Berdasarkan riwayat sejarah dan atau cerita turun-temurun yang beredar di masyarakat, Desa Salamrejo dahulu kala dirintis (dikembangkan) oleh Raden Ahmad Rejo dan Kiyai Abdus Salam. Raden Ahmad Rejo sendiri merupakan seorang pembabat (penebang) hutan belukar di perut Sumbing wilayah timur tepatnya di bagian tengah. Bagian ini berbatasan dengan Legok Tompak di bagian barat, Kali (sungai) Agung di bagian selatan, dan untuk wilayah timur terdapat Gambasan di bagian selatan dan Kacepit di bagian utara. Pada bagian utara sendiri tidak begitu jelas perbatasanya karena pembabatan hutan dilakukan hampir bersamaan dengan Kiyai Umbul, bagian utara ini sekarang disebut Desa Bulan.
Seiring berjalannya waktu, wilayah ini dihuni oleh beberapa pendatang. Sisi utara bagian barat dihuni oleh Kiyai Plembang yang dikemudian hari dikenal dengan Dusun Lembangan, sisi selatan bagian barat dihuni oleh Kyai Condro Bumi yang memiliki pembantu bernama Guno Geseng dan dikemudian hari diberi nama Balesari (sekarang Ngaglik), sisi selatan bagian tengah dihuni oleh Kyai Abdus Salam, yang dikemudian hari dikenal dengan Dusun Salam.
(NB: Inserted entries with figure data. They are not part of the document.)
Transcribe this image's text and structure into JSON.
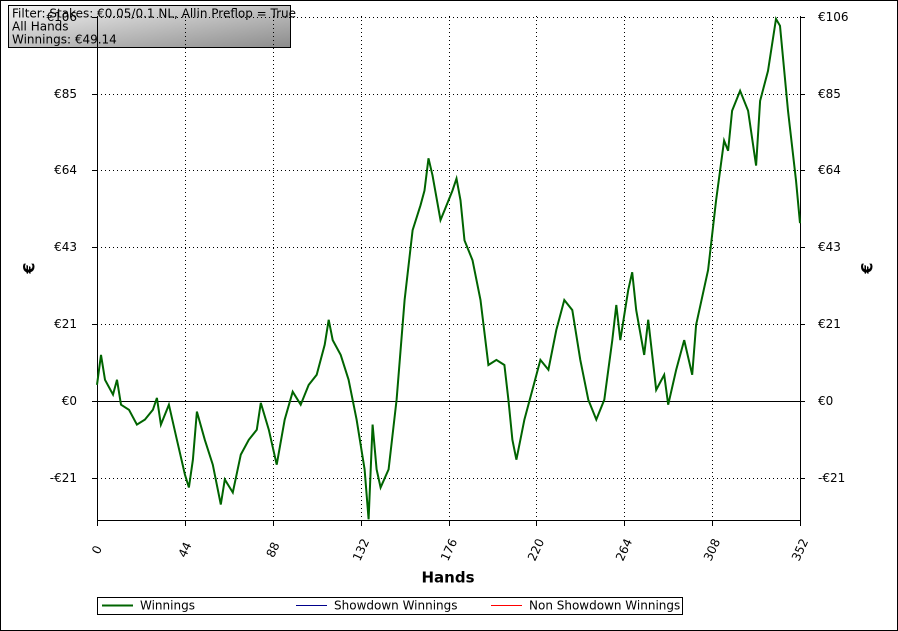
{
  "chart_data": {
    "type": "line",
    "info": [
      "Filter: Stakes: €0.05/0.1 NL, Allin Preflop = True",
      "All Hands",
      "Winnings: €49.14"
    ],
    "xlabel": "Hands",
    "ylabel": "€",
    "y2label": "€",
    "xlim": [
      0,
      352
    ],
    "xticks": [
      0,
      44,
      88,
      132,
      176,
      220,
      264,
      308,
      352
    ],
    "ylim": [
      -33,
      106.5
    ],
    "yticks": [
      {
        "value": -21.25,
        "label": "-€21"
      },
      {
        "value": 0,
        "label": "€0"
      },
      {
        "value": 21.25,
        "label": "€21"
      },
      {
        "value": 42.5,
        "label": "€43"
      },
      {
        "value": 63.75,
        "label": "€64"
      },
      {
        "value": 85,
        "label": "€85"
      },
      {
        "value": 106.25,
        "label": "€106"
      }
    ],
    "grid": true,
    "series": [
      {
        "name": "Winnings",
        "color": "#006400",
        "x": [
          0,
          2,
          4,
          8,
          10,
          12,
          16,
          20,
          24,
          28,
          30,
          32,
          36,
          40,
          44,
          46,
          48,
          50,
          54,
          58,
          62,
          64,
          68,
          72,
          76,
          80,
          82,
          86,
          90,
          94,
          98,
          102,
          106,
          110,
          114,
          116,
          118,
          122,
          126,
          130,
          134,
          136,
          138,
          140,
          142,
          146,
          150,
          154,
          158,
          162,
          164,
          166,
          168,
          172,
          174,
          178,
          180,
          182,
          184,
          188,
          192,
          196,
          200,
          204,
          206,
          208,
          210,
          214,
          218,
          222,
          226,
          230,
          234,
          238,
          242,
          246,
          250,
          254,
          258,
          260,
          262,
          266,
          268,
          270,
          274,
          276,
          280,
          284,
          286,
          290,
          294,
          298,
          300,
          306,
          310,
          314,
          316,
          318,
          322,
          326,
          330,
          332,
          336,
          340,
          342,
          346,
          350,
          352
        ],
        "values": [
          4.4,
          12.7,
          5.8,
          1.7,
          5.8,
          -1.1,
          -2.5,
          -6.6,
          -5.2,
          -2.5,
          0.8,
          -6.6,
          -1.1,
          -10.8,
          -20.4,
          -24,
          -16.3,
          -3,
          -10.8,
          -17.7,
          -28.7,
          -21.8,
          -25.4,
          -14.9,
          -10.8,
          -8,
          -0.6,
          -8,
          -17.7,
          -5.2,
          2.5,
          -1.1,
          4.4,
          7.2,
          15.5,
          22.4,
          16.8,
          12.7,
          5.8,
          -5.2,
          -19,
          -32.8,
          -6.6,
          -19,
          -24,
          -19,
          0.3,
          27.9,
          47.2,
          54.1,
          58.2,
          67.1,
          62.4,
          50,
          52.7,
          58.2,
          61.5,
          55.5,
          44.4,
          38.9,
          27.9,
          9.9,
          11.3,
          9.9,
          0.3,
          -10.8,
          -16.3,
          -5.2,
          3,
          11.3,
          8.6,
          19.6,
          27.9,
          25.1,
          11.3,
          0.3,
          -5.2,
          0.3,
          16.8,
          26.5,
          16.8,
          30.6,
          35.6,
          25.1,
          12.7,
          22.4,
          3,
          7.2,
          -1.1,
          8.6,
          16.8,
          7.2,
          21,
          36.2,
          55.5,
          72,
          69.2,
          80.3,
          85.8,
          80.3,
          65.1,
          83,
          91.3,
          105.7,
          103.8,
          80.3,
          61,
          49.14
        ]
      }
    ],
    "legend_items": [
      {
        "name": "Winnings",
        "color": "#006400"
      },
      {
        "name": "Showdown Winnings",
        "color": "#00008b"
      },
      {
        "name": "Non Showdown Winnings",
        "color": "#ff0000"
      }
    ]
  }
}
Sementara sisi selatan bagian timur dihuni oleh Kyai Gatak yang dikemudian hari dikenal dengan Dusun Gatak, disisi utara bagian timur dihuni oleh dua orang kakak adik yaitu Selo Negoro dan Selo Yudo, sementara disisi utara bagian tengah dihuni oleh Raden Ahmad Rejo sendiri yang dikemudian hari dikenal dengan Dusun Rejosari.
Tidak ada cerita darimana Raden Ahmad Rejo sendiri berasal. Namun apabila dilihat lebih dalam, pada nama beliau yang sudah ada unsur berbau Islam, beliau merupakan bagian dari Kasultanan Mataram yang mungkin ikut pelarian saat terjadinya konflik di Kesultanan. Raden Ahmad Rejo, memiliki seorang putri benama Runti Rejo yang kemudian dipinang oleh Kiyai Abdus Salam. Setelah pinangan tersebut, Kiyai Abdus Salam memboyong Raden Ahmad Rejo untuk tinggal di Dusun Salam sebelum akhirnya beliau wafat dan di kubur di dusun salam.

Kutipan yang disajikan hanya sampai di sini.